By Don Nico Forbes


Canadian manufacturing activity picked up somewhat in December, driven by sales of motor vehicles and food products.

Factory shipments rose 0.6% on month to 71.0 billion Canadian dollars ($52.14 billion), Statistics Canada said Monday. This compares with a 1.3% drop in November.

The result was roughly in line with the data agency's advance estimate.

On year, manufacturing sales fell 1.1%.

Shipments were driven by a rebound in car sales, following two consecutive months of declines, which rose 12%. This was largely due to the reopening of a major auto assembly plant in Ontario, which was operating partially in the previous two months amid semiconductor chip shortages.

The manufacturing sector was hit hard in 2025 by the Trump administration's tariffs, which dented demand in the U.S. Uncertainty is expected to remain high this year, with the North American free trade pact up for review.

On Jan. 28, the Bank of Canada voted to keep its benchmark interest rate unchanged at 2.25%, though senior officials have said maintaining this current level is conditional on the economy progressing in line with the central bank's outlook.

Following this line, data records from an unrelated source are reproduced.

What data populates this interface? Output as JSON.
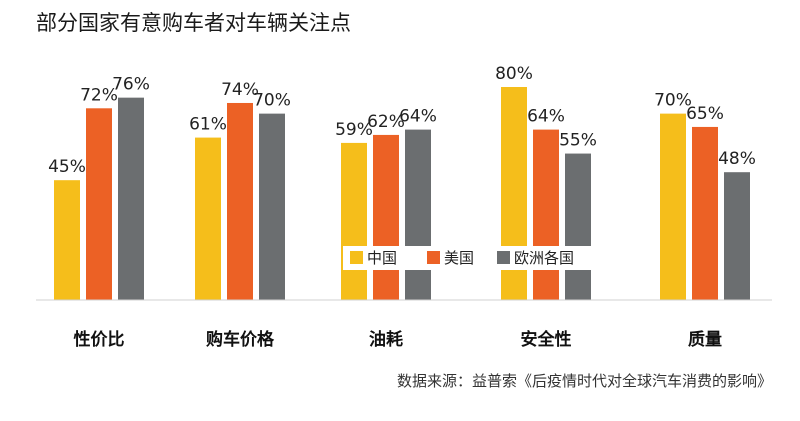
{
  "chart_data": {
    "type": "bar",
    "title": "部分国家有意购车者对车辆关注点",
    "categories": [
      "性价比",
      "购车价格",
      "油耗",
      "安全性",
      "质量"
    ],
    "series": [
      {
        "name": "中国",
        "color": "#F5BE1B",
        "values": [
          45,
          61,
          59,
          80,
          70
        ],
        "labels": [
          "45%",
          "61%",
          "59%",
          "80%",
          "70%"
        ]
      },
      {
        "name": "美国",
        "color": "#EC6125",
        "values": [
          72,
          74,
          62,
          64,
          65
        ],
        "labels": [
          "72%",
          "74%",
          "62%",
          "64%",
          "65%"
        ]
      },
      {
        "name": "欧洲各国",
        "color": "#6B6E70",
        "values": [
          76,
          70,
          64,
          55,
          48
        ],
        "labels": [
          "76%",
          "70%",
          "64%",
          "55%",
          "48%"
        ]
      }
    ],
    "ylim": [
      0,
      85
    ],
    "xlabel": "",
    "ylabel": "",
    "grid": false,
    "legend_position": "center-inside"
  },
  "source_note": "数据来源：益普索《后疫情时代对全球汽车消费的影响》"
}
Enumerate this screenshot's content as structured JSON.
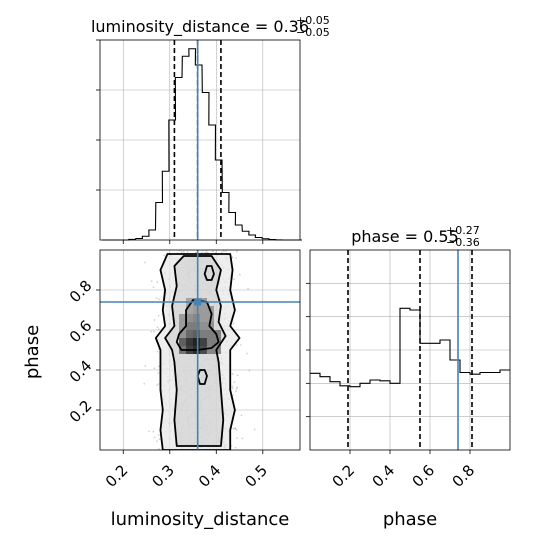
{
  "colors": {
    "truth": "#4682b4",
    "hist": "#000000",
    "grid": "#b0b0b0",
    "quantile": "#000000"
  },
  "chart_data": [
    {
      "type": "histogram",
      "panel": "luminosity_distance marginal",
      "title": {
        "name": "luminosity_distance",
        "value": "0.36",
        "plus": "+0.05",
        "minus": "−0.05",
        "eq": " = "
      },
      "xlim": [
        0.15,
        0.58
      ],
      "bin_width": 0.0143,
      "bin_starts": [
        0.155,
        0.169,
        0.184,
        0.198,
        0.212,
        0.227,
        0.241,
        0.255,
        0.27,
        0.284,
        0.298,
        0.312,
        0.327,
        0.341,
        0.355,
        0.37,
        0.384,
        0.398,
        0.413,
        0.427,
        0.441,
        0.456,
        0.47,
        0.484,
        0.499,
        0.513,
        0.527,
        0.542,
        0.556,
        0.57
      ],
      "density": [
        0,
        0,
        0,
        0,
        0.5,
        1.2,
        3.0,
        8.0,
        30,
        55,
        96,
        130,
        147,
        153,
        140,
        118,
        92,
        64,
        38,
        22,
        12,
        7,
        4,
        2,
        1,
        0.4,
        0.1,
        0,
        0,
        0
      ],
      "ylim": [
        0,
        160
      ],
      "quantiles": [
        0.31,
        0.36,
        0.41
      ],
      "truth": 0.36
    },
    {
      "type": "histogram",
      "panel": "phase marginal",
      "title": {
        "name": "phase",
        "value": "0.55",
        "plus": "+0.27",
        "minus": "−0.36",
        "eq": " = "
      },
      "xlim": [
        0,
        1
      ],
      "xticks": [
        "0.2",
        "0.4",
        "0.6",
        "0.8"
      ],
      "xlabel": "phase",
      "bin_starts": [
        0,
        0.05,
        0.1,
        0.15,
        0.2,
        0.25,
        0.3,
        0.35,
        0.4,
        0.45,
        0.5,
        0.55,
        0.6,
        0.65,
        0.7,
        0.75,
        0.8,
        0.85,
        0.9,
        0.95
      ],
      "density": [
        0.92,
        0.88,
        0.82,
        0.77,
        0.76,
        0.8,
        0.84,
        0.83,
        0.8,
        1.7,
        1.68,
        1.28,
        1.28,
        1.32,
        1.08,
        0.93,
        0.91,
        0.93,
        0.93,
        0.96
      ],
      "ylim": [
        0,
        2.4
      ],
      "quantiles": [
        0.19,
        0.55,
        0.81
      ],
      "truth": 0.74
    },
    {
      "type": "contour",
      "panel": "luminosity_distance vs phase",
      "xlim": [
        0.15,
        0.58
      ],
      "ylim": [
        0,
        1
      ],
      "xticks": [
        "0.2",
        "0.3",
        "0.4",
        "0.5"
      ],
      "yticks": [
        "0.2",
        "0.4",
        "0.6",
        "0.8"
      ],
      "xlabel": "luminosity_distance",
      "ylabel": "phase",
      "truth": {
        "x": 0.36,
        "y": 0.74
      },
      "contours": [
        {
          "level": "outer",
          "points": [
            [
              0.285,
              0.0
            ],
            [
              0.28,
              0.1
            ],
            [
              0.285,
              0.2
            ],
            [
              0.28,
              0.3
            ],
            [
              0.28,
              0.42
            ],
            [
              0.28,
              0.5
            ],
            [
              0.27,
              0.56
            ],
            [
              0.29,
              0.62
            ],
            [
              0.285,
              0.7
            ],
            [
              0.29,
              0.8
            ],
            [
              0.28,
              0.9
            ],
            [
              0.295,
              0.98
            ],
            [
              0.43,
              0.98
            ],
            [
              0.435,
              0.9
            ],
            [
              0.43,
              0.8
            ],
            [
              0.44,
              0.7
            ],
            [
              0.43,
              0.62
            ],
            [
              0.45,
              0.56
            ],
            [
              0.43,
              0.5
            ],
            [
              0.43,
              0.42
            ],
            [
              0.43,
              0.3
            ],
            [
              0.44,
              0.2
            ],
            [
              0.43,
              0.1
            ],
            [
              0.43,
              0.0
            ]
          ]
        },
        {
          "level": "middle",
          "points": [
            [
              0.315,
              0.02
            ],
            [
              0.31,
              0.15
            ],
            [
              0.315,
              0.3
            ],
            [
              0.31,
              0.44
            ],
            [
              0.305,
              0.5
            ],
            [
              0.29,
              0.56
            ],
            [
              0.31,
              0.62
            ],
            [
              0.305,
              0.72
            ],
            [
              0.315,
              0.82
            ],
            [
              0.31,
              0.92
            ],
            [
              0.33,
              0.97
            ],
            [
              0.39,
              0.97
            ],
            [
              0.41,
              0.9
            ],
            [
              0.4,
              0.8
            ],
            [
              0.41,
              0.72
            ],
            [
              0.405,
              0.64
            ],
            [
              0.42,
              0.57
            ],
            [
              0.4,
              0.5
            ],
            [
              0.405,
              0.44
            ],
            [
              0.41,
              0.3
            ],
            [
              0.415,
              0.15
            ],
            [
              0.41,
              0.02
            ]
          ]
        },
        {
          "level": "inner",
          "points": [
            [
              0.325,
              0.5
            ],
            [
              0.315,
              0.54
            ],
            [
              0.32,
              0.58
            ],
            [
              0.335,
              0.62
            ],
            [
              0.335,
              0.7
            ],
            [
              0.35,
              0.75
            ],
            [
              0.38,
              0.74
            ],
            [
              0.39,
              0.68
            ],
            [
              0.385,
              0.62
            ],
            [
              0.4,
              0.58
            ],
            [
              0.405,
              0.54
            ],
            [
              0.39,
              0.51
            ],
            [
              0.36,
              0.5
            ]
          ]
        },
        {
          "level": "island-upper",
          "points": [
            [
              0.38,
              0.85
            ],
            [
              0.375,
              0.88
            ],
            [
              0.38,
              0.92
            ],
            [
              0.39,
              0.92
            ],
            [
              0.395,
              0.88
            ],
            [
              0.39,
              0.85
            ]
          ]
        },
        {
          "level": "island-lower",
          "points": [
            [
              0.365,
              0.33
            ],
            [
              0.36,
              0.37
            ],
            [
              0.365,
              0.4
            ],
            [
              0.375,
              0.4
            ],
            [
              0.38,
              0.37
            ],
            [
              0.375,
              0.33
            ]
          ]
        }
      ],
      "density_cells": [
        [
          0.335,
          0.52,
          0.6
        ],
        [
          0.35,
          0.52,
          0.85
        ],
        [
          0.365,
          0.52,
          0.95
        ],
        [
          0.38,
          0.52,
          0.8
        ],
        [
          0.395,
          0.52,
          0.5
        ],
        [
          0.335,
          0.56,
          0.7
        ],
        [
          0.35,
          0.56,
          0.9
        ],
        [
          0.365,
          0.56,
          1.0
        ],
        [
          0.38,
          0.56,
          0.85
        ],
        [
          0.395,
          0.56,
          0.55
        ],
        [
          0.335,
          0.6,
          0.45
        ],
        [
          0.35,
          0.6,
          0.65
        ],
        [
          0.365,
          0.6,
          0.7
        ],
        [
          0.38,
          0.6,
          0.55
        ],
        [
          0.335,
          0.64,
          0.4
        ],
        [
          0.35,
          0.64,
          0.55
        ],
        [
          0.365,
          0.64,
          0.55
        ],
        [
          0.38,
          0.64,
          0.45
        ],
        [
          0.35,
          0.68,
          0.45
        ],
        [
          0.365,
          0.68,
          0.5
        ],
        [
          0.38,
          0.68,
          0.4
        ],
        [
          0.35,
          0.72,
          0.35
        ],
        [
          0.365,
          0.72,
          0.4
        ]
      ]
    }
  ]
}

Officials said the timing and direction of the next change in the policy rate was uncertain given the risk of changes to the North American trade treaty.


Write to Don Nico Forbes at don.forbes@wsj.com


Corrections & Amplifications

This article was corrected on February 17, 2026 to clarify that Canada factory shipments fell a revised 1.3% in November. An earlier article misstated the percentage figure.